No. In this case the reboot actions are completely separate. The reboot from the delivery method would kick in at the conclussion of the task. Vulscan has reboot actions independent of the distribution method and therefore doesn't care what the delivery sustem is, once kicked off it has it's own tasks.
So if I want some patches to reboot a machine and others not to I'd have to tell the agent to never reboot then make seperate delivery method for rebooting and non-rebooting policies?
I would suggest a different method. You should use two different scan and repair settings. One for rebooting when needed and one that never reboots.
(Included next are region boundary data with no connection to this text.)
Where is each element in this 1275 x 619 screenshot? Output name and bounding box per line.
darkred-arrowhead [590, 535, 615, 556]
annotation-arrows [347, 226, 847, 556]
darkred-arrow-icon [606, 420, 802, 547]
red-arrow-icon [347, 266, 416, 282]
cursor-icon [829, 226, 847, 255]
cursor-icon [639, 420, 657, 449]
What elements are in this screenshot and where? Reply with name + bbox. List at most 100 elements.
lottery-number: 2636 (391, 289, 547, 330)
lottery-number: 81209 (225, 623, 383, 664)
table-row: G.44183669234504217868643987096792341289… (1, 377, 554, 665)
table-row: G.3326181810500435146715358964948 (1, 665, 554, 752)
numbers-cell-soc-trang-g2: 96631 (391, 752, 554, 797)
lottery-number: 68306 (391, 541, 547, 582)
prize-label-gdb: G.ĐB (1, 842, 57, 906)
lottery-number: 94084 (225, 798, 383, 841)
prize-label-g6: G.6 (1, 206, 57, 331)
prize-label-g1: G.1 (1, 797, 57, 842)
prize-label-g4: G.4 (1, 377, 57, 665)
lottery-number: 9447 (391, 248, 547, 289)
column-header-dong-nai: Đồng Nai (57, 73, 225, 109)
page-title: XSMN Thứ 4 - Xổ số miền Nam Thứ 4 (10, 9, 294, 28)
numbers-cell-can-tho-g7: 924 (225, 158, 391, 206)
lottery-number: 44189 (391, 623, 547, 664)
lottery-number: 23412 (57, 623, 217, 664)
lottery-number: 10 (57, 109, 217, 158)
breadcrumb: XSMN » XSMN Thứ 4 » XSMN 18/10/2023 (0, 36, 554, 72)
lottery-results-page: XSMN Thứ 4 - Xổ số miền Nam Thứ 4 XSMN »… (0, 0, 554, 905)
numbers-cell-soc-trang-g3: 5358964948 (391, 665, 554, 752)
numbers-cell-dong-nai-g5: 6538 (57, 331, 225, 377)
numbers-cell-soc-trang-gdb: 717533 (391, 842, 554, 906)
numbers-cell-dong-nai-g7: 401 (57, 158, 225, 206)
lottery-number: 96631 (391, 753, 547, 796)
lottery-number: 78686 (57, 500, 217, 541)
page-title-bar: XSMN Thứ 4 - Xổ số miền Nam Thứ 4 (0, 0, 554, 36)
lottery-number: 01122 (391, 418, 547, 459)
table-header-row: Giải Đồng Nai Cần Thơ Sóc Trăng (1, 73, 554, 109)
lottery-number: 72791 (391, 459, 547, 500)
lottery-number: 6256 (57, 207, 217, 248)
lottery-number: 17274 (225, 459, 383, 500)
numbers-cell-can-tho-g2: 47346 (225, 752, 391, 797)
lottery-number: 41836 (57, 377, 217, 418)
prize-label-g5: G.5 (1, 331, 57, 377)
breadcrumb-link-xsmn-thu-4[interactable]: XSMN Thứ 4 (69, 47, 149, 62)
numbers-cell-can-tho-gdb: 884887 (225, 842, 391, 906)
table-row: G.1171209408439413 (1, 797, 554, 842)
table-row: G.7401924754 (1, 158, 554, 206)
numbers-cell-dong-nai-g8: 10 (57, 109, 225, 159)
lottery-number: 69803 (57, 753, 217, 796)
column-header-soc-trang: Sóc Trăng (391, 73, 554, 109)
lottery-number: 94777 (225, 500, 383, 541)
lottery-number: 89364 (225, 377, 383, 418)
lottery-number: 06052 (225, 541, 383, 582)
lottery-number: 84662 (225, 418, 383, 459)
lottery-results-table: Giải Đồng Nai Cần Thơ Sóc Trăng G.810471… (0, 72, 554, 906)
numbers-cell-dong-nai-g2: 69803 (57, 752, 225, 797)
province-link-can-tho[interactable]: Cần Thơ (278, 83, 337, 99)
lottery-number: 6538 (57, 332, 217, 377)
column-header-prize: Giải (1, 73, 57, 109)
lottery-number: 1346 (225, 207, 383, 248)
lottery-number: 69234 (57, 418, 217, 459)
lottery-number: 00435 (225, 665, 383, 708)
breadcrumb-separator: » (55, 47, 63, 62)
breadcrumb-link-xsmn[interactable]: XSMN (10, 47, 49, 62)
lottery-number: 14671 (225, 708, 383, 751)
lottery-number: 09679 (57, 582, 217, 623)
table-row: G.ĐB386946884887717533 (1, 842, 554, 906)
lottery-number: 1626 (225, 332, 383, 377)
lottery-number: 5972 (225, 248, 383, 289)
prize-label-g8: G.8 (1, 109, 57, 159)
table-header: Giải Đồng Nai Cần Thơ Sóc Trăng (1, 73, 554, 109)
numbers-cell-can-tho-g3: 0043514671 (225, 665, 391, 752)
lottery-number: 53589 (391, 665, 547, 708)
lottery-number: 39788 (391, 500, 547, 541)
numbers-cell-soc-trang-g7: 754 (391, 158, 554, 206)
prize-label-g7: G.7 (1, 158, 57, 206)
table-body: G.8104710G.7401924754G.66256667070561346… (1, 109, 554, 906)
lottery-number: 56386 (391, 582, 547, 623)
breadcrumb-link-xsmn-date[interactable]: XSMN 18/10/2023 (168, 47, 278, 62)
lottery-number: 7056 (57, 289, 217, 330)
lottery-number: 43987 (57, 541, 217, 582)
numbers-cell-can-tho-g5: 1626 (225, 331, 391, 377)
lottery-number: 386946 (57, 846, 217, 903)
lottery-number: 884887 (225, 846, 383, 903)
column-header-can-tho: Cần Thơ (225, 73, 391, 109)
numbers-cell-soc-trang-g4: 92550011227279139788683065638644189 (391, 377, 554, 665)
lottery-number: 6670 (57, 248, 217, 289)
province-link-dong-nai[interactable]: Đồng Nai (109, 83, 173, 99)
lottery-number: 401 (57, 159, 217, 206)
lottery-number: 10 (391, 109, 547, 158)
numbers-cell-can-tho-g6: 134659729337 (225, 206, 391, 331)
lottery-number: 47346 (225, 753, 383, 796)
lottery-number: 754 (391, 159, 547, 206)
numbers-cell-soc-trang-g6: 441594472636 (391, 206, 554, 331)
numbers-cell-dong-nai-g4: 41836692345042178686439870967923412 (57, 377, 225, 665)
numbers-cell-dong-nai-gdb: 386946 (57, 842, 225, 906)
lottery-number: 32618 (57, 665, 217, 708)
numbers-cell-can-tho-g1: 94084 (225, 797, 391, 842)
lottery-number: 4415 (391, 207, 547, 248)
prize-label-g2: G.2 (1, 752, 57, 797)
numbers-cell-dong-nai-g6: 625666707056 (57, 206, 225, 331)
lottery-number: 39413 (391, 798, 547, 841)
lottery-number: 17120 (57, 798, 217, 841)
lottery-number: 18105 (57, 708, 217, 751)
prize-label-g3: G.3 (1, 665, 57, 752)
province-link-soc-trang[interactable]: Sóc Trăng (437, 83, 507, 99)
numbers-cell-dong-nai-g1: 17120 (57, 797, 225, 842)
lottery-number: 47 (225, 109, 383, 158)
When scheduling patches choose the reboot action you want according to the scan and repair settings.
Isn't the choice of scan and repair settings only an option when repairing as a scheduled task and not as a policy?
If I am wrong on this, how do you change the scan and repair settings for an existing policy?
1 of 1 people found this helpful
You cannot change the setting for an existing policy unless you go into the XML. It is usually easier to delete that task and create a new one.
I prefer to use Custom Groups. I place the patches I want deployed into a custom group, use scan and repair settings to target the group, and then use patch manager to schedule the scan and repair allowing you to choose your scan settings as well as policy/push.
Choose Security Scan
Choose your scan settings and delivery type
I use custom groups for all of my patching.
Since there is not place to change the scan and repair settings for a policy but there is for a scheduled task I figured they weren't getting used.
There needs to be an update to allow users to edit this rather than having to recreate the policy.
For the time being I'll recreate and hope that fixes the issue.